Я также с ужасом припомнил тяжелое чувство сытости во сне, как
будто я съел этот сон.
Все-таки надо было поесть. Отца не было дома – он отправился за
Цилей к Тартаковским. В одиночестве я вкусно и плотно поужинал
фаршированными перцами и вышел во двор.
Вскоре она вошла во двор и медленно побрела кругами, любопытно
пялясь в окна. Я понял, что счет ей доступен.
Мы долго сидели на еще теплых ступеньках лестницы и разговаривали.
Волнистое пенье цикад постепенно пропитывало бархат глубокой ночи.
Она вспоминала о своей семье.
Я рассказал ей немного о Москве, о том, что это большой круглый
город, большая часть которого находится под землей.
Сашка Аскеров, спускаясь по лестнице, не любопытствуя, стрельнул
у меня сигарету, и звал прогуляться по набережной. Я отказался,
он махнул рукой и лихо съехал в темноту по перилам, по спирали
мелькнув огоньком сигареты.
Ей захотелось пить, я принес из дома воды.
Вернулись отец и Циля. Я коротко рассказал им о девочке.
Циля спросила, как ее зовут.
– Ирада.
Циля сказала, что постелет мне на балконе, а Ираде в комнате.
Мы посидели еще и вскоре отправились спать.
Утром отец провожал нас в аэропорт.
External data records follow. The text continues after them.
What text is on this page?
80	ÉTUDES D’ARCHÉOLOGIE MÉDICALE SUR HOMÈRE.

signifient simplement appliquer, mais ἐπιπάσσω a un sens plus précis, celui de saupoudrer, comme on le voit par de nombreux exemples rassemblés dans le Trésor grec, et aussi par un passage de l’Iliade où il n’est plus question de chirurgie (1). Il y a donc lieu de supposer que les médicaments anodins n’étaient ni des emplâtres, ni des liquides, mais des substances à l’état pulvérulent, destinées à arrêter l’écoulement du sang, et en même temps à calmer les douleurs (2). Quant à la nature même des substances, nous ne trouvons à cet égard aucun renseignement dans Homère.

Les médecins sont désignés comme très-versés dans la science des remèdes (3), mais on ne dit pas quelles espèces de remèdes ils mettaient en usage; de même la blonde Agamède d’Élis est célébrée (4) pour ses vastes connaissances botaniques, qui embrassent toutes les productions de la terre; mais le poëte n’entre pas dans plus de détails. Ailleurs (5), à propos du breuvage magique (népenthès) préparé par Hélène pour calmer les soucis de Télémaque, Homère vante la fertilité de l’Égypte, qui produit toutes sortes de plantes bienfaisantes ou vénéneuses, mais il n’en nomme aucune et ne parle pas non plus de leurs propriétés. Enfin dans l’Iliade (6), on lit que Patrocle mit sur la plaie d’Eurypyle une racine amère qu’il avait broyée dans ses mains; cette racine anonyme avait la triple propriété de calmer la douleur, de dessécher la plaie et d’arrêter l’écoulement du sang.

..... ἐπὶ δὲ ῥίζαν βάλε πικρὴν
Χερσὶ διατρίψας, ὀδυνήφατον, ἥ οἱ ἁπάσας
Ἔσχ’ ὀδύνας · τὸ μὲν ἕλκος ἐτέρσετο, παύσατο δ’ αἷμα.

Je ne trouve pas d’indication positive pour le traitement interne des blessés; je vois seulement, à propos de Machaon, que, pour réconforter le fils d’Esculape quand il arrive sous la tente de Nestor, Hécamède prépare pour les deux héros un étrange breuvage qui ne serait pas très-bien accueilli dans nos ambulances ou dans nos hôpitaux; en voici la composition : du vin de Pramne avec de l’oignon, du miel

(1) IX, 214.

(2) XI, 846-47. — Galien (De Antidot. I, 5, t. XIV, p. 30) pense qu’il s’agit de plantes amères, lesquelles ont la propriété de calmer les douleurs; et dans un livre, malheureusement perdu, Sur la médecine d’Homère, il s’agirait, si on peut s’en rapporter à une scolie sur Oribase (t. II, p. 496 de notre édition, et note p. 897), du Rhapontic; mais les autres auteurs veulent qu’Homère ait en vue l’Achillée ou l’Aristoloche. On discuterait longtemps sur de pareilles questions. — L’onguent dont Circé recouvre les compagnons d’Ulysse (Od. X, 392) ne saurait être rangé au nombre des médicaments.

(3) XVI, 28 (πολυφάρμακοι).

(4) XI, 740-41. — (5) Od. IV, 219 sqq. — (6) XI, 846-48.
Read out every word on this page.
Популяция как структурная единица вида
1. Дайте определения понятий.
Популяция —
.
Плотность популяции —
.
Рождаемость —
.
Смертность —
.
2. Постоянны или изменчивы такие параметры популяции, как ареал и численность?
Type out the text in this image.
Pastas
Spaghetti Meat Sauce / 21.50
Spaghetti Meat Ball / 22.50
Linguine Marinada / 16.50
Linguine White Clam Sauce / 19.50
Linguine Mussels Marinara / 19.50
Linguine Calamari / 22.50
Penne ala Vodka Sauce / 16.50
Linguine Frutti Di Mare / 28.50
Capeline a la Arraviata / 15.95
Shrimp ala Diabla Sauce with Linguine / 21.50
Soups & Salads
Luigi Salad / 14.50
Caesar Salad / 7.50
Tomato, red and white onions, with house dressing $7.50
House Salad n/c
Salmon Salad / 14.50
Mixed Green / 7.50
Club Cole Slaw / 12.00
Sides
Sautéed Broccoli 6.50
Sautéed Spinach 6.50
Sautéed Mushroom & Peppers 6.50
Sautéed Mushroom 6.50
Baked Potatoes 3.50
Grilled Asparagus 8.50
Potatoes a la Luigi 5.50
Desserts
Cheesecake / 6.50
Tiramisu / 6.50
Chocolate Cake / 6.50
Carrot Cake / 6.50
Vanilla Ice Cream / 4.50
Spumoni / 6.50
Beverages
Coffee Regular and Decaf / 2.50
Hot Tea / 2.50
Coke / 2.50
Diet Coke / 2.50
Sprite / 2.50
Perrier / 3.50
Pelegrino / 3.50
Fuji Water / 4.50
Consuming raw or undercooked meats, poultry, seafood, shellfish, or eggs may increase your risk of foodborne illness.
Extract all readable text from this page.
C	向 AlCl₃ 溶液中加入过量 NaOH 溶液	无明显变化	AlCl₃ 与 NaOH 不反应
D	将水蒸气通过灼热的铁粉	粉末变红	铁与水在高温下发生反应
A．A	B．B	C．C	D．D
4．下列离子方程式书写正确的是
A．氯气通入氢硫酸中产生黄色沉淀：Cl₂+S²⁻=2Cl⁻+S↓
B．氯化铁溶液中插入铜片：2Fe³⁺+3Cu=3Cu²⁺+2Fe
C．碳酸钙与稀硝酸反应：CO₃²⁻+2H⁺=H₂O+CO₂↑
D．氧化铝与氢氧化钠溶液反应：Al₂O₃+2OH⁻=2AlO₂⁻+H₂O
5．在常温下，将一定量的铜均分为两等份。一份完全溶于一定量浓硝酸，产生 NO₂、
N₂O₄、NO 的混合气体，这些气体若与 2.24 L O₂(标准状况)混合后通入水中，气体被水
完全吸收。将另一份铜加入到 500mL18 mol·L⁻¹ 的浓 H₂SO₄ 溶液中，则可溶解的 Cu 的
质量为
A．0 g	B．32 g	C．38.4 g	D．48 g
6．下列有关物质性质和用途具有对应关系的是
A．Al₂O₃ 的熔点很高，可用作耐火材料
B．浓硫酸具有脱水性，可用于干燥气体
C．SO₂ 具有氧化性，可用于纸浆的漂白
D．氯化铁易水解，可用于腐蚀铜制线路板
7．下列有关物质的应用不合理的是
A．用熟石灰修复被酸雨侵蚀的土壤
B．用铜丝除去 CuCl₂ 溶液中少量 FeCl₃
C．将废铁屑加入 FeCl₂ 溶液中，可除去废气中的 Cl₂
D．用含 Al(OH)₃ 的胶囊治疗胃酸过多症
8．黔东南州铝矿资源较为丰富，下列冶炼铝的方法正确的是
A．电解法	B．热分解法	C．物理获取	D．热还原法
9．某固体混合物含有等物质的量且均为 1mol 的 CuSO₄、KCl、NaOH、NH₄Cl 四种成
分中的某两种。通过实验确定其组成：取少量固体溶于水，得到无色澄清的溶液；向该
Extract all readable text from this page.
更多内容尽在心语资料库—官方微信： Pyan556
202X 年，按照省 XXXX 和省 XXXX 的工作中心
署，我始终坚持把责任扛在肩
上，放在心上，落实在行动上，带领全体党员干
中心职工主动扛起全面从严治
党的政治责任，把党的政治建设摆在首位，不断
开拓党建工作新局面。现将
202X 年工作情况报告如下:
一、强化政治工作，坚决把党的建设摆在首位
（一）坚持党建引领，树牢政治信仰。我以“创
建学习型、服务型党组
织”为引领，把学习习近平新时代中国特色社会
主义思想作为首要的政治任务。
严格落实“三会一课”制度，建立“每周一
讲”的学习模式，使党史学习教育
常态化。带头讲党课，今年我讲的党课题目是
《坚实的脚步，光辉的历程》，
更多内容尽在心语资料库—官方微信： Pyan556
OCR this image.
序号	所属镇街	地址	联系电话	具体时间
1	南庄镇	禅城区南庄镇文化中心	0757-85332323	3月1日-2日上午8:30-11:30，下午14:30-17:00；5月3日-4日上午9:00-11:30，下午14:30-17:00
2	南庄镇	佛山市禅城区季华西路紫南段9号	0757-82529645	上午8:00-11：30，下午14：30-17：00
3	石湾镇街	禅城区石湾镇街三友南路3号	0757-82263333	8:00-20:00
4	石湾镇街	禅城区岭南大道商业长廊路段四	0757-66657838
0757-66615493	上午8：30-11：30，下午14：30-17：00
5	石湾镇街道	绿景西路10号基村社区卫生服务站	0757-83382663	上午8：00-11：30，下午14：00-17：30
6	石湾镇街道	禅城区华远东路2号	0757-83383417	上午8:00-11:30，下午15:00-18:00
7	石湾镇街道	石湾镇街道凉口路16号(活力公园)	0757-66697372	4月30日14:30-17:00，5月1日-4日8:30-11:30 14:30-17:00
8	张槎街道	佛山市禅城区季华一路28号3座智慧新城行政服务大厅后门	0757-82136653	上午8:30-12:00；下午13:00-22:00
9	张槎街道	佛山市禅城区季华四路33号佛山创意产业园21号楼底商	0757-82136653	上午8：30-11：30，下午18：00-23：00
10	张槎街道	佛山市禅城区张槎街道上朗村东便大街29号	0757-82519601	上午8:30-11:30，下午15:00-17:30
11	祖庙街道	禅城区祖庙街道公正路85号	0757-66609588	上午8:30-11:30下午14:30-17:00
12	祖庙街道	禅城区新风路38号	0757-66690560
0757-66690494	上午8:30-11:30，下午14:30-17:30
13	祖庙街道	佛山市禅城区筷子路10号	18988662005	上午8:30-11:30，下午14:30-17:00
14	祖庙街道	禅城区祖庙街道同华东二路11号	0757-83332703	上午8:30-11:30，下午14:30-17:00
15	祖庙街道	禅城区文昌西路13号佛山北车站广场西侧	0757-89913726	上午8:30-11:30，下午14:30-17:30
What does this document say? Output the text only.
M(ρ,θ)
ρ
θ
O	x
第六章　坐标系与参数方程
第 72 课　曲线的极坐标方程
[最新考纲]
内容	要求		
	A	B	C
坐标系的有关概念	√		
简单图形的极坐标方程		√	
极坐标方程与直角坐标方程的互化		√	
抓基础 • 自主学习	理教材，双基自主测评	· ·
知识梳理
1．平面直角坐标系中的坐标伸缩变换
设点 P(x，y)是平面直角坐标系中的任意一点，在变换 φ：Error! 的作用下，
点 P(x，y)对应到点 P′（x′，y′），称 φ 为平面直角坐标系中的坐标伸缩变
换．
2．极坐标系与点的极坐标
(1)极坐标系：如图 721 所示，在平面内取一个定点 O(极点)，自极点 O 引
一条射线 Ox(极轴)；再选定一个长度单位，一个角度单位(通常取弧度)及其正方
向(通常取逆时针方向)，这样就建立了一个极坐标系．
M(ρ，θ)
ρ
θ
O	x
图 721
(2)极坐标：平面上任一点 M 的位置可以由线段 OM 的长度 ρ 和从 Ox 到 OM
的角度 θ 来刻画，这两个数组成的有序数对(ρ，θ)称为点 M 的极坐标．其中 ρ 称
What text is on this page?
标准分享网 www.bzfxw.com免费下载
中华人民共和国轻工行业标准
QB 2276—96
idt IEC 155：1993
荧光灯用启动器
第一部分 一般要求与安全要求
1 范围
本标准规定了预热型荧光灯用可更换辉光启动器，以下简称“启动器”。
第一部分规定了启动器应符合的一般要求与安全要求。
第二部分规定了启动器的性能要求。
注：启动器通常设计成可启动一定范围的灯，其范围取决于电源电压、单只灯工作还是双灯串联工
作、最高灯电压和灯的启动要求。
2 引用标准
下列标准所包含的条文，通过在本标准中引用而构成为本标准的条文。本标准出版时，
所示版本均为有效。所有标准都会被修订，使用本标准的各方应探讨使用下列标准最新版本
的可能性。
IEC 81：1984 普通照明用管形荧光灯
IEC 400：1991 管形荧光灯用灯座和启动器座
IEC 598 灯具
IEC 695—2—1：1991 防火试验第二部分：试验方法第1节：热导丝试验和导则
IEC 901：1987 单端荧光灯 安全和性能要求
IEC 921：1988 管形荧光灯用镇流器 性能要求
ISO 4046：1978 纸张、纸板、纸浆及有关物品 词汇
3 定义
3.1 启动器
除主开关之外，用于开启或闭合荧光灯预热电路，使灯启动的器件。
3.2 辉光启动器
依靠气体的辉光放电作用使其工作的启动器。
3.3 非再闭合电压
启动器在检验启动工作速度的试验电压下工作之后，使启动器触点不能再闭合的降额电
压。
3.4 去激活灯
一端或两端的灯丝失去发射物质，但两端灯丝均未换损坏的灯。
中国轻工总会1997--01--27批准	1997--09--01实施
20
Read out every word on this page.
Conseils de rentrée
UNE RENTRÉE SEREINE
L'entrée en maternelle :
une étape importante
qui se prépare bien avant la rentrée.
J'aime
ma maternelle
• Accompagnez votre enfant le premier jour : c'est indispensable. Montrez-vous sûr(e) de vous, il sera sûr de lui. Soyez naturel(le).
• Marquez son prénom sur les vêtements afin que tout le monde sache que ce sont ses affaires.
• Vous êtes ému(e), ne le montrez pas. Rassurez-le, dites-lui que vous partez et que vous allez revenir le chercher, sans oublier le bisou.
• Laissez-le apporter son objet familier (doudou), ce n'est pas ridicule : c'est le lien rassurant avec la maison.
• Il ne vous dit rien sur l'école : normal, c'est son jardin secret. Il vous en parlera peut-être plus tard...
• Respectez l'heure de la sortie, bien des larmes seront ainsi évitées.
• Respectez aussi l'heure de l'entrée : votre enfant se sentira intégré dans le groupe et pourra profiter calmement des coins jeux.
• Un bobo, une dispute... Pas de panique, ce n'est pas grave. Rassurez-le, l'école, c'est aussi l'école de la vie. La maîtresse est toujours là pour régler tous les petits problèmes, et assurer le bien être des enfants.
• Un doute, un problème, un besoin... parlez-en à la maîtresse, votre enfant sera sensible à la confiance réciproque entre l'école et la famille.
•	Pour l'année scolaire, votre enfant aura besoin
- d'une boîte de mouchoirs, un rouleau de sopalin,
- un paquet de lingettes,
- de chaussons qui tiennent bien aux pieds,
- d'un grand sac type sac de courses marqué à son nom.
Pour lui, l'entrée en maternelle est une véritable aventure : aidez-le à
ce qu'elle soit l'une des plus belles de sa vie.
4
По дороге мы заехали в универмаг,
купили Ираде джинсы и майку, – в них она потом переоделась в туалете
аэропорта.
Когда при посадке потребовали от нее паспорт или свидетельство
о рождении (ее подростковый возраст не поддавался точному определению),
отец предъявил Цилино свидетельство о рождении, то самое, куда-то
запропастилось.
Бортпроводник не разобрался в цифрах – и пропустил.
Глава 7
Камень
Ночью мне снился день.
Он мучительно длился, длился и плавно, сначала очень легко – стал
затушевываться грифелем; постепенно дрожало, смуглело и гасло,
незаметно возникли сумерки, – длинные тонкие штрихи распускали
сети-пряди по поверхности зрения, все обесцвечивая, все замутняя,
и вот стемнело окончательно, словно я оказался внутри своего карандаша,
– и от страха я проснулся.
Сегодня утром ко мне никто не приходил, и после умывания я спокойно
продолжил:
«В самолете было холодно и некуда вытянуть ноги.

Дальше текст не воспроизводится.